An employee of the Vilnius Mayor’s Office is being prosecuted for offensive comments about Russia

An employee of the Mayor’s Office of Vilnius who is responsible for public safety has been prosecuted for publicly insulting Russians. As reported by Delfi news agency, the Prosecutor’s Office filed charges against Darius Kiela and has already transferred the case to the Vilnius local court.

Kiela is accused of commenting negatively on articles about the military conflict in Ukraine and Russian military exercises in the Kaliningrad region. In February 2017, Kiela wrote that Russia is an enemy of Lithuania and the entire world, the country of poverty, hunger and losers, and that it will be destroyed. In other commentaries he called Russians “katsaps” and Russia a "miserable fascist State led by oligarch Führer Putin."

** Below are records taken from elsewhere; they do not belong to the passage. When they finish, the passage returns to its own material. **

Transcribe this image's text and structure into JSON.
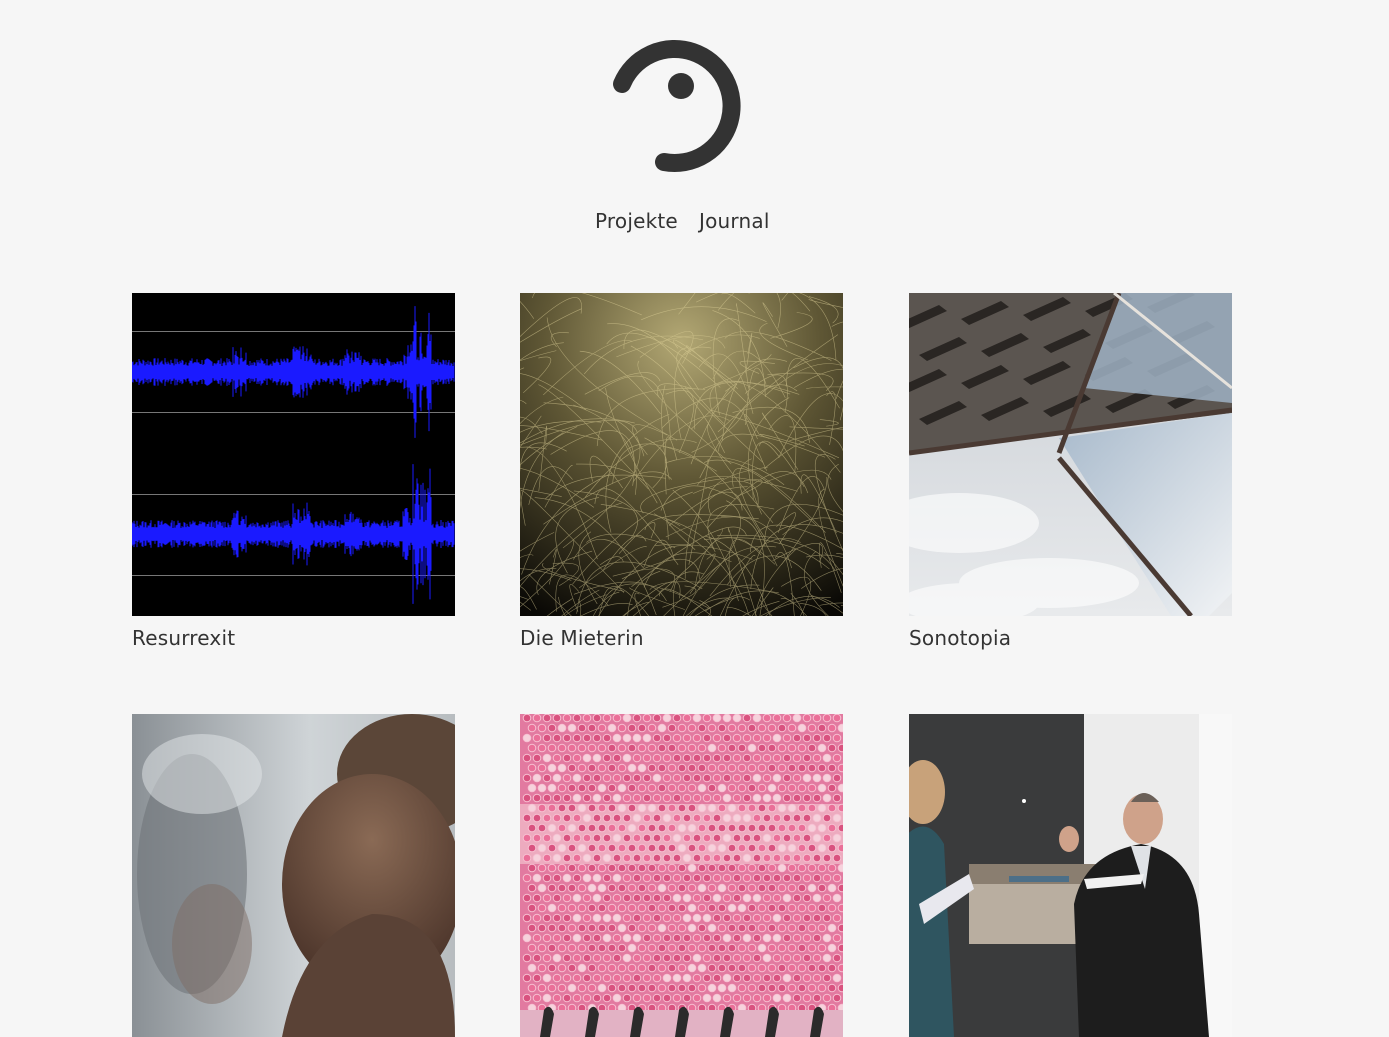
{
  "site": {
    "logo_icon": "ear-icon",
    "accent_color": "#333333",
    "background_color": "#f6f6f6"
  },
  "nav": {
    "items": [
      {
        "label": "Projekte"
      },
      {
        "label": "Journal"
      }
    ]
  },
  "projects": [
    {
      "title": "Resurrexit",
      "image": "waveform-image"
    },
    {
      "title": "Die Mieterin",
      "image": "golden-fibers-image"
    },
    {
      "title": "Sonotopia",
      "image": "drain-grate-mirror-image"
    },
    {
      "title": "",
      "image": "people-in-haze-image"
    },
    {
      "title": "",
      "image": "pink-sequins-image"
    },
    {
      "title": "",
      "image": "panel-discussion-image"
    }
  ]
}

In one commentary, he is happy that "katsaps who killed thousands of people were killed in the East of Ukraine and that is why the fields of Ukraine are now full of katsaps’ bodies. They have not been removed and they are decomposing on the battlefield but there is some use for them. The bodies of the soldiers of degenerate Russia fertilize Ukrainian land.”

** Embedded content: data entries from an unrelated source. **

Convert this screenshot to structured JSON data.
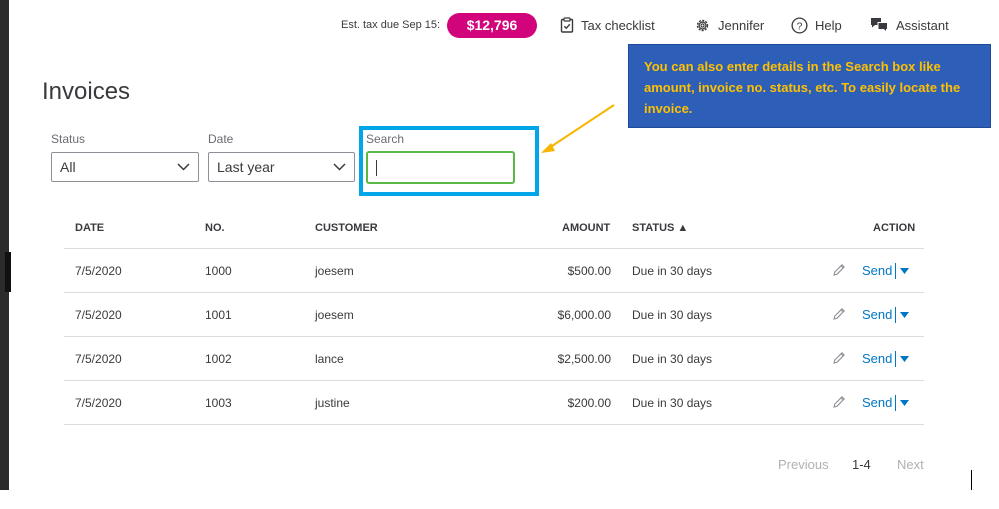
{
  "header": {
    "tax_label": "Est. tax due Sep 15:",
    "tax_amount": "$12,796",
    "tax_checklist": "Tax checklist",
    "user": "Jennifer",
    "help": "Help",
    "assistant": "Assistant"
  },
  "callout": {
    "text": "You can also enter details in the Search box like amount, invoice no. status, etc. To easily locate the invoice."
  },
  "page": {
    "title": "Invoices"
  },
  "filters": {
    "status_label": "Status",
    "status_value": "All",
    "date_label": "Date",
    "date_value": "Last year",
    "search_label": "Search",
    "search_value": ""
  },
  "table": {
    "columns": {
      "date": "DATE",
      "no": "NO.",
      "customer": "CUSTOMER",
      "amount": "AMOUNT",
      "status": "STATUS ▲",
      "action": "ACTION"
    },
    "rows": [
      {
        "date": "7/5/2020",
        "no": "1000",
        "customer": "joesem",
        "amount": "$500.00",
        "status": "Due in 30 days",
        "action": "Send"
      },
      {
        "date": "7/5/2020",
        "no": "1001",
        "customer": "joesem",
        "amount": "$6,000.00",
        "status": "Due in 30 days",
        "action": "Send"
      },
      {
        "date": "7/5/2020",
        "no": "1002",
        "customer": "lance",
        "amount": "$2,500.00",
        "status": "Due in 30 days",
        "action": "Send"
      },
      {
        "date": "7/5/2020",
        "no": "1003",
        "customer": "justine",
        "amount": "$200.00",
        "status": "Due in 30 days",
        "action": "Send"
      }
    ]
  },
  "pagination": {
    "previous": "Previous",
    "range": "1-4",
    "next": "Next"
  },
  "colors": {
    "accent_pink": "#d1047b",
    "link_blue": "#0077c5",
    "callout_bg": "#2e5fb8",
    "callout_text": "#ffc000",
    "highlight": "#00a6e8"
  }
}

He also wrote that "there can be no other use of katsap," that is why Russia that annexed the Crimea is a “degenerate supplier of corpses for Ukraine and the main client is a criminal, Führer Putin." According to the Prosecutor, Kiela not only mocks Russians on ethnic grounds but also humiliates them.

Kiela does not admit his guilt. He stated in court that in 2014, he himself wrote about 30 complaints to the Prosecutor’s Office regarding the commentaries in which Russian Jews were mocked.

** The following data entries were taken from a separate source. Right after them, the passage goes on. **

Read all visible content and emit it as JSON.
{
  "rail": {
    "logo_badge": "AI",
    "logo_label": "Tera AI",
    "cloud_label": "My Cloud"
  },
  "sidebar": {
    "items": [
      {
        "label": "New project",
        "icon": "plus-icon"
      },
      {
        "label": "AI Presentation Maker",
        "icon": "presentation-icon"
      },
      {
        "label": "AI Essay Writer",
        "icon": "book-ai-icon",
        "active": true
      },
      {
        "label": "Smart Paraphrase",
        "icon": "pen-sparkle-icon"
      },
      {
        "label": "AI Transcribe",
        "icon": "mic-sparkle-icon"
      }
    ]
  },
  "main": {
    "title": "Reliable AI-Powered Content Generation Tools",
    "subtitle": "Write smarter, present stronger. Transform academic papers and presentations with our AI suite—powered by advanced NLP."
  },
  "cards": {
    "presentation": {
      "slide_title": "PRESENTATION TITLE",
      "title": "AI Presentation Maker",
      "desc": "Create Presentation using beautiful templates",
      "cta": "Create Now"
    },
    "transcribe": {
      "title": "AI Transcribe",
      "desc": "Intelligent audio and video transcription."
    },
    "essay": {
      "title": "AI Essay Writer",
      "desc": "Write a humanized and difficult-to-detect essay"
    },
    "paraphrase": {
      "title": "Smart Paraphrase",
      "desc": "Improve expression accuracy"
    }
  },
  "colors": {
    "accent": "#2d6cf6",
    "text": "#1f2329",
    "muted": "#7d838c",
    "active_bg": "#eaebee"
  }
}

"I’m not set against any people or their representatives. I am a civilian and that is why I filed complaints to the General Prosecutor’s Office and I think these are my public and civilian activities, and now I’m being prosecuted for this,” Kiela said in Court.

He stated that he wrote in the commentaries not about Russian people but Russia as a State and about the aggressive policy of its government.

If the Court proves Kiela’s guilt, he will face a fine and restriction of freedom, arrest or imprisonment for up to two years.